Re: Red flag on fuel, April 7 editorial
I have to agree that the current B.C. government does not have the tool to regulate gas prices. Then again, when has any B.C. government been able to influence the price of gas, except upward due to taxation?
The price of gasoline is a very sensitive topic. It’s always a point of discussion when talking to friends or neighbours, just like discussing the weather. It’s a common practice when travelling to other parts of Canada or the U.S. to check out the price of gas and compare it to your local price.
So if you live in the Greater Vancouver area, everywhere you travel will be a smaller price at the pump. However, if you were to go back in time to 1998, the price of gas in the Lower Mainland was the cheapest in Canada.
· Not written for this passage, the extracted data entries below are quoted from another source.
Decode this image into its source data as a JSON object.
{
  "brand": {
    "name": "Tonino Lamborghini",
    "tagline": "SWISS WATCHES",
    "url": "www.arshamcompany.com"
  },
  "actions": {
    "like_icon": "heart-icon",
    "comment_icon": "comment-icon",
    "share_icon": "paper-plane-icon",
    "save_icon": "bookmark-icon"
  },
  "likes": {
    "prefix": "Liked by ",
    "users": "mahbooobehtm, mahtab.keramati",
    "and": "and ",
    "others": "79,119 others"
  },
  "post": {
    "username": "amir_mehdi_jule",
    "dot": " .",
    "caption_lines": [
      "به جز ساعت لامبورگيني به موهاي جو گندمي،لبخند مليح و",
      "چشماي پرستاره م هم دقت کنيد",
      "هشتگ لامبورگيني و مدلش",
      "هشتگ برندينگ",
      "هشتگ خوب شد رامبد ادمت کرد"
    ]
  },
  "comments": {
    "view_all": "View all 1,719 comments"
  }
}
Due to the American Oil company Arco trying to move into this part of Canada at the time, they reduced their prices significantly.
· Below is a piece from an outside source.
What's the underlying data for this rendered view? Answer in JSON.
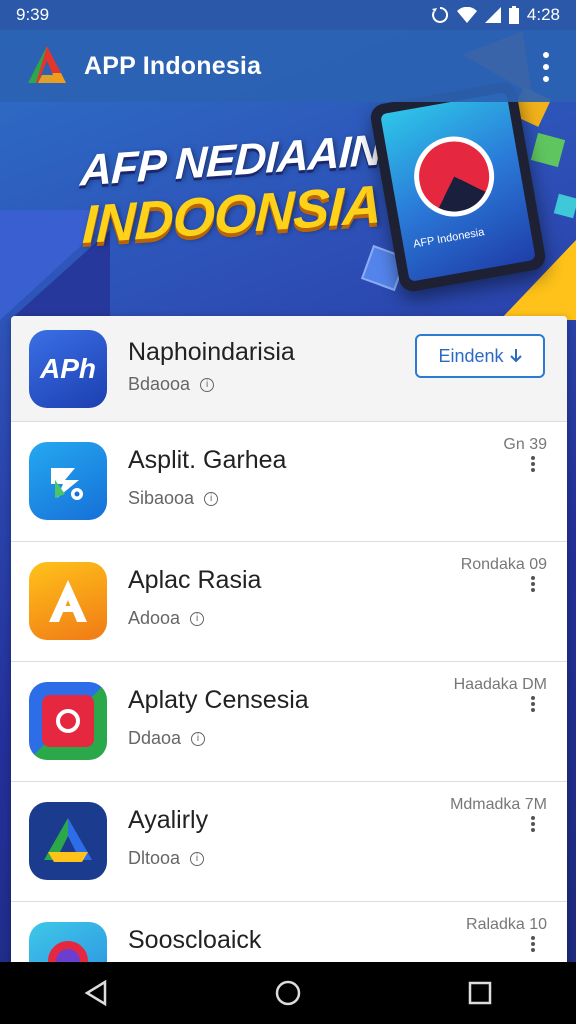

When the average price per litre at that time would have been around 60 cents, Arco started selling at 42 cents.
It was a tremendous time for the consumer as the other oil companies kept matching Arco’s prices all the way down to 29 cents in places like Abbotsford. This lasted several months and it proved that oil companies could reduce their profits if necessary.
So it’s beyond my comprehension why the current NDP government would ever get involved with such a sensitive topic in the first place. They have done a remarkable job with ICBC in such a short time to have them now turning a profit. The $110 rebate is due to the success of ICBC and drivers should receive the benefit from this success
This rebate should never have been confused with the current gas prices and made to look like a gift to consumers of gasoline vehicles.